Molti trovano varie scuse per non andare a ricevere questo sacramento, magari perché è passato molto tempo o per altre ragioni. Io penso, ha affermato mons. Aymond, che si debba vedere il sacramento della penitenza in maniera diversa. Questo sacramento è, per quanto possibile, una conversazione informale tra il sacerdote, che rappresenta Cristo e la sua Chiesa, e il penitente. È una conversazione che riguarda il bisogno che abbiamo della misericordia di Dio e della necessità di riconciliarci con la Chiesa. Il sacramento ci offre la possibilità di presentare al Signore la nostra debolezza e di ascoltare una parola di perdono e di amore. Avviene qualcosa come quando si va dal medico. Gli chiediamo di aiutarci non solo a considerare la nostra sofferenza, ma di trovare la causa che sta alla base della malattia. Questo non è forse vero anche per la confessione? Noi presentiamo una lista di peccati, e ciò è importante, ma la domanda vera è: «quale il denominatore comune di tutte queste cose che porto alla confessione? Cosa c’è nel mio cuore che mi permette di dire queste cose? Cosa c’è nel mio cuore che mi ha permesso di fare questi atti o di non fare qualcosa, di non prendermi cura degli altri? Questa è la radice del peccato, e la penitenza deve aiutarci a trovare il rimedio, a risanare quella parte del nostro cuore che è ferita e ha bisogno di guarigione.

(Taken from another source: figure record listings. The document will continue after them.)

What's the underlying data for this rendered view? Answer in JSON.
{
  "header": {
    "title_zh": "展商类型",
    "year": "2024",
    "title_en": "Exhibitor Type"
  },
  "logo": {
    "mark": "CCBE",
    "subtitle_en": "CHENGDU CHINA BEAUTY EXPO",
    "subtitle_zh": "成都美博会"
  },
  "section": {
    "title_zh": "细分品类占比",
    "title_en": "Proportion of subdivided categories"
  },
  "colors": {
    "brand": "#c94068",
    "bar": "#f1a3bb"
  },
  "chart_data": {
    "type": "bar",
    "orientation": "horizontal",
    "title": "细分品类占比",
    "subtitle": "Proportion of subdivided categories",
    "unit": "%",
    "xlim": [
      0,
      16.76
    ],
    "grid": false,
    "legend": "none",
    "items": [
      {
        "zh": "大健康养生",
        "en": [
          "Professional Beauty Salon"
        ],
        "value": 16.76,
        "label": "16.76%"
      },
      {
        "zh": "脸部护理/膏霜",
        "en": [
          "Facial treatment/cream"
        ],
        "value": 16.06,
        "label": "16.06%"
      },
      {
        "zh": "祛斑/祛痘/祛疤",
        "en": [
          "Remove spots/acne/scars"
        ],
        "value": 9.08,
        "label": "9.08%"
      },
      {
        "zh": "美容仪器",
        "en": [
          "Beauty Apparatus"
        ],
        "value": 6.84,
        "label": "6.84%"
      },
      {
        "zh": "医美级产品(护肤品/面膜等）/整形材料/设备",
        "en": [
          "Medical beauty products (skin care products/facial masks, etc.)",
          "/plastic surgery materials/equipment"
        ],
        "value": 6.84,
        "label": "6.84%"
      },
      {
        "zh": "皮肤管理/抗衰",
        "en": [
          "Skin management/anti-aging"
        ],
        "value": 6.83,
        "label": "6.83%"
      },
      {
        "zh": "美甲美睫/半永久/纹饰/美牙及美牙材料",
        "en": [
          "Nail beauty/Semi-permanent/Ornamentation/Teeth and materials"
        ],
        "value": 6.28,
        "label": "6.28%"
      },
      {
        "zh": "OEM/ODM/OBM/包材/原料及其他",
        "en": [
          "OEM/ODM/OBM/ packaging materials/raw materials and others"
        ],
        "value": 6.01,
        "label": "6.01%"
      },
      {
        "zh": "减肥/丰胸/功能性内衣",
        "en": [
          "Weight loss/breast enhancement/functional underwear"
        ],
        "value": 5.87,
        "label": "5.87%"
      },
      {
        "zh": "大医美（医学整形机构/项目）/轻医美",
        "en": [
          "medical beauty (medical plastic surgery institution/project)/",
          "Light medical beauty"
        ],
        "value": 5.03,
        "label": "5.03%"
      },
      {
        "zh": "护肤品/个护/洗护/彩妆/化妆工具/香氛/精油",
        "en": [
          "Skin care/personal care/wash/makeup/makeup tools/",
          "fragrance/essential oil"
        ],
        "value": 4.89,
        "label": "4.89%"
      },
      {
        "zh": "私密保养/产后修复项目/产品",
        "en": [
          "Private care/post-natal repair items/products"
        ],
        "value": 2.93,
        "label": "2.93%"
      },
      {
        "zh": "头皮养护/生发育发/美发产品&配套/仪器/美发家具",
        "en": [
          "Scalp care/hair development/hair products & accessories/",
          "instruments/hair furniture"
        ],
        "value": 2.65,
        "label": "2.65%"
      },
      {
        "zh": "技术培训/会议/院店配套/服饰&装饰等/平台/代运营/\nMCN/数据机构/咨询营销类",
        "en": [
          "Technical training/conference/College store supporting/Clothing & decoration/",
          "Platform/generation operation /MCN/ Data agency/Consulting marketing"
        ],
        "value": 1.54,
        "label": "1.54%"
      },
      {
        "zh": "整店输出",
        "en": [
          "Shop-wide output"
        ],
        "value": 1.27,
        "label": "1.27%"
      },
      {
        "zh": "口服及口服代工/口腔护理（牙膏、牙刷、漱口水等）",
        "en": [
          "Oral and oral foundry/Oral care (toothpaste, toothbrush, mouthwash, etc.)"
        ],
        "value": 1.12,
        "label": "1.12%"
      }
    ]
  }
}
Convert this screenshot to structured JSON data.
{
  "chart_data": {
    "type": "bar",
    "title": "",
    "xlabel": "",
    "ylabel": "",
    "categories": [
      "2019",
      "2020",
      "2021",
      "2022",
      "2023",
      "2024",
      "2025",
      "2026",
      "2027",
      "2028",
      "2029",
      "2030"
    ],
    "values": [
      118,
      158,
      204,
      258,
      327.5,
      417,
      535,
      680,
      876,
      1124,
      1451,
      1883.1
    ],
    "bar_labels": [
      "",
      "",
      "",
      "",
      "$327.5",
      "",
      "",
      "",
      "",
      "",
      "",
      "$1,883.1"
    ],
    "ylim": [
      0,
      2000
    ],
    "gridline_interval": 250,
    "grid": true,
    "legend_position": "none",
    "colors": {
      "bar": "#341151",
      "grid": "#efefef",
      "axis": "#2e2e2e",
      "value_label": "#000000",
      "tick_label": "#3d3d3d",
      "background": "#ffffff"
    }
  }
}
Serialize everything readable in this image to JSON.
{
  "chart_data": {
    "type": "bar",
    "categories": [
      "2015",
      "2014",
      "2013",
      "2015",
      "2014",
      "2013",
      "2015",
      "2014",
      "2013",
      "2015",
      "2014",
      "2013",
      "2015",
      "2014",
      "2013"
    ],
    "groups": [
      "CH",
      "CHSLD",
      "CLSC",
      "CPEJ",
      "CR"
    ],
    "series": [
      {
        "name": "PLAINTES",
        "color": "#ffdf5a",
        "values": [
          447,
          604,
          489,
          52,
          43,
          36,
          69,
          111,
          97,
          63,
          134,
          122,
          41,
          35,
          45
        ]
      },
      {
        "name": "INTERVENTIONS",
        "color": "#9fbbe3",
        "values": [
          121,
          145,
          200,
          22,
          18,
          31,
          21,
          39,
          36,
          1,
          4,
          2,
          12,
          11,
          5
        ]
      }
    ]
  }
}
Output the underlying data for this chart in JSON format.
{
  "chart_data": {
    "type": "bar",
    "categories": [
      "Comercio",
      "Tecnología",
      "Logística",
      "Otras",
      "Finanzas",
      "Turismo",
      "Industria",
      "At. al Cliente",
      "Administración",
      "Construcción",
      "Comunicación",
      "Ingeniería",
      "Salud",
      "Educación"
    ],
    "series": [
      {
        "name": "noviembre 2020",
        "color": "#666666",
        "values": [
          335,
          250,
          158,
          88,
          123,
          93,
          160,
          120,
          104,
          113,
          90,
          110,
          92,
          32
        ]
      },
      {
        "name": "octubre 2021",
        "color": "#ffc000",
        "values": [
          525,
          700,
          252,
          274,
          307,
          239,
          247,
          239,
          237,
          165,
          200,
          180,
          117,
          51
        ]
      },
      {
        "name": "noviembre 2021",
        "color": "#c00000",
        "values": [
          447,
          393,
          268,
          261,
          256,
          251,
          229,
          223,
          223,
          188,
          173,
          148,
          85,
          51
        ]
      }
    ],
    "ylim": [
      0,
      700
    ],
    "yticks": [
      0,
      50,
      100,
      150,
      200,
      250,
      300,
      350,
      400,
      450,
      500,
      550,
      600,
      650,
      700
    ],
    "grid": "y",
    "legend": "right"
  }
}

È stato chiesto al vescovo quali raccomandazioni fare ai responsabili della pastorale. Anzitutto, ha risposto, leggere la Scrittura con maggiore attenzione per scoprire in essa quel Gesù che compie sempre il primo passo in vista della riconciliazione e della guarigione. In secondo luogo vedere cosa si può fare nelle nostre famiglie, parrocchie, scuole e comitati diocesani, nelle nostre comunità religiose per vivere più pienamente il Vangelo di guarigione e di riconciliazione. Come possiamo noi, come capi, presentare il perdono a coloro che hanno davanti a sé ben pochi modelli di misericordia? A persone che hanno davanti a sé un numero molto maggiore di modelli di vendetta e di risentimenti? In terzo luogo, parlare l’un l’altro con maggiore frequenza del sacramento della penitenza. Di qui l’invito: parlate di più della bellezza di questo sacramento e vedrete crescere la stima verso questo grande dono che abbiamo. Infine, rendere più accessibile il sacramento. Facendolo, credo che potremo vedere crescere il numero di coloro che sono più disponibili ad accettare la misericordia e l’amore di Dio e la riconciliazione con la sua Chiesa.